Es ist gut, wenn Welten aufeinandertreffen. Das regt das Gespräch und den Austausch an. Das stellt Fragen und stellt in Frage. Das sensibilisiert unsere Verantwortung und fördert unser Engagement. Für die ganze Erde, ihre Ressourcen, alle ihre Lebewesen.

Kain

Dunkel füllt die große Gestalt mit dem erhobenen Arm die rechte Bildhälfte. Die schwarze, mit rot vermischte Farbe lässt Böses ahnen. Gewalt liegt in der Luft, Ungerechtigkeit. Da ist einer im Begriff dreinzuschlagen, einen Menschen niederzumachen. Auf dem Hintergrund der Weltkarte wiederholt sich hier die Geschichte von Kain und Abel (Gen 4,1-17). Wie die schwarzen Wolken über die Erde ziehen und diese – vom Sonnenschein trennend – verdunkeln, so überschatten die Nachfolgetaten von Kain das Antlitz der Erde und seiner Bewohner.

Die „Physische Weltkarte“ steht nicht umsonst quer auf der Seite. Durch Neid, Ungerechtigkeit und Gewalt wird sie verdreht, ihre Gesetze pervertiert. Während sich „Kain“ hoch aufrichtet und mit einer klaren Silhouette profiliert, verschwindet sein Opfer zu einer unförmigen Masse, bei der gerade noch knapp ein Kopf und ein Arm auszumachen sind.

Ein violetter Trauerflor breitet sich zwischen den beiden aus. Bruderliebe ist durch Neid und Eifersucht in Hass und letztlich in Brudermord umgeschlagen. Alle Farbe ist durch die Tat aus dem Täter uns seinem Opfer gewichen. Das Blut tränkt nun ihre Kleider. Kain hat mit seinem Bruder auch einen großen Teil von sich selbst zerstört. Der Mann ist nur noch ein Schatten seiner selbst. Er hat sein Gesicht verloren, letztlich könnte er jedermann sein!

Von den weiß geschriebenen Worten sind viele übermalt. Was soll hier verdeckt werden? Spiegelverkehrt ist „Waffenl“ zu entziffern. Waffenlager werden gerne versteckt. Mit der Beschaffung und Lagerung von Waffen sind meist Geldmissbrauch, Macht und Mord verbunden. Mit Hilfe von Waffen – symbolisch steht der Stein in Kains Hand dafür – wird das Leben vieler Unschuldiger vernichtet, und das Antlitz unserer Schwester Erde wird gedankenlos zerstört. Die Weltkarte hat ihre Berechtigung!

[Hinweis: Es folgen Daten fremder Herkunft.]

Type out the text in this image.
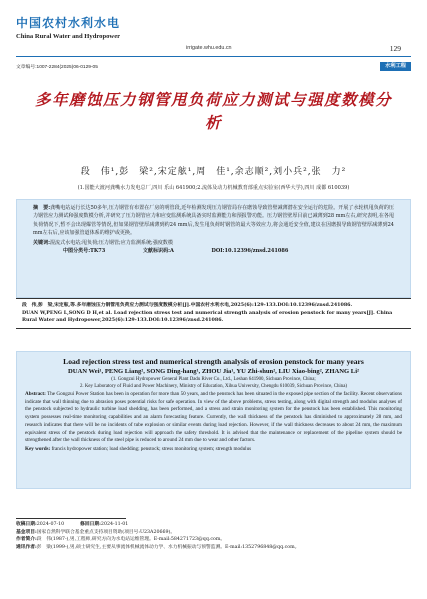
中国农村水利水电
China Rural Water and Hydropower
irrigate.whu.edu.cn	129
文章编号:1007-2284(2025)06-0129-05	水利工程
多年磨蚀压力钢管甩负荷应力测试与强度数模分析
段　伟¹,彭　梁²,宋定舷¹,周　佳¹,余志顺²,刘小兵²,张　力²
(1.国能大渡河龚嘴水力发电总厂,四川 乐山 641900;2.流体及动力机械教育部重点实验室(西华大学),四川 成都 610039)

摘　要:龚嘴电站运行长达50多年,压力钢管有布置在厂房的明管段,近年检测发现压力钢管局存在磨蚀导致管壁减薄潜在安全运行的危险。开展了水轮机甩负荷的压力钢管应力测试和强度数模分析,并研究了压力钢管应力和应变监测系统具备实时监测能力和预报警功能。压力钢管壁厚目前已减薄到28 mm左右,研究表明,在各甩负荷情况下,暂不会出现爆管等情况,但如果钢管壁厚减薄到约24 mm后,发生甩负荷时钢管的最大等效应力,将会通近安全值,建议在因磨损导致钢管壁厚减薄到24 mm左右后,应该加强管道体系的维护或更换。

关键词:混流式水电站;甩负荷;压力钢管;应力监测系统;强度数模

中图分类号:TK73	文献标识码:A	DOI:10.12396/znsd.241086

段　伟,彭　梁,宋定舷,等.多年磨蚀压力钢管甩负荷应力测试与强度数模分析[J].中国农村水利水电,2025(6):129-133.DOI:10.12396/znsd.241086.
DUAN W,PENG L,SONG D H,et al. Load rejection stress test and numerical strength analysis of erosion penstock for many years[J]. China Rural Water and Hydropower,2025(6):129-133.DOI:10.12396/znsd.241086.
Load rejection stress test and numerical strength analysis of erosion penstock for many years
DUAN Wei¹, PENG Liang², SONG Ding-hang¹, ZHOU Jia¹, YU Zhi-shun², LIU Xiao-bing², ZHANG Li²
(1. Gongzui Hydropower General Plant Dadu River Co., Ltd., Leshan 641900, Sichuan Province, China;
2. Key Laboratory of Fluid and Power Machinery, Ministry of Education, Xihua University, Chengdu 610039, Sichuan Province, China)

Abstract: The Gongzui Power Station has been in operation for more than 50 years, and the penstock has been situated in the exposed pipe section of the facility. Recent observations indicate that wall thinning due to abrasion poses potential risks for safe operation. In view of the above problems, stress testing, along with digital strength and modulus analyses of the penstock subjected to hydraulic turbine load shedding, has been performed, and a stress and strain monitoring system for the penstock has been established. This monitoring system possesses real-time monitoring capabilities and an alarm forecasting feature. Currently, the wall thickness of the penstock has diminished to approximately 28 mm, and research indicates that there will be no incidents of tube explosion or similar events during load rejection. However, if the wall thickness decreases to about 24 mm, the maximum equivalent stress of the penstock during load rejection will approach the safety threshold. It is advised that the maintenance or replacement of the pipeline system should be strengthened after the wall thickness of the steel pipe is reduced to around 24 mm due to wear and other factors.

Key words: francis hydropower station; load shedding; penstock; stress monitoring system; strength modulus

收稿日期:2024-07-10	修回日期:2024-11-01
基金项目:国家自然科学联合基金重点支持项目资助(项目号:U23A20669)。
作者简介:段　伟(1987-),男,工程师,研究方向为水电站运维管理。E-mail:584271723@qq.com。
通讯作者:彭　梁(1999-),男,硕士研究生,主要从事流体机械流体动力学、水力机械振动与预警监测。E-mail:1352796848@qq.com。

Nach dem Totschlag seines Bruders wurde Kain von Gott gefragt: „Wo ist dein Bruder Abel?“ Er könnte mich auch fragen: Wo ist Deine Schwester, Deine Mutter, Dein Vater, Deine Frau, Dein Mann, Dein Kind? Was hast Du mit dem Leben oder dem Stück Erde gemacht, das ich Dir anvertraut habe? – Kain antwortete: „Ich weiß es nicht. Bin ich der Hüter meines Bruders?“ – Ich kann mich nicht hinter Kain verstecken. Was ich getan habe, habe ich selbst vor Gott – und auch den Mitmenschen – zu verantworten!  Was werde ich zur Antwort geben?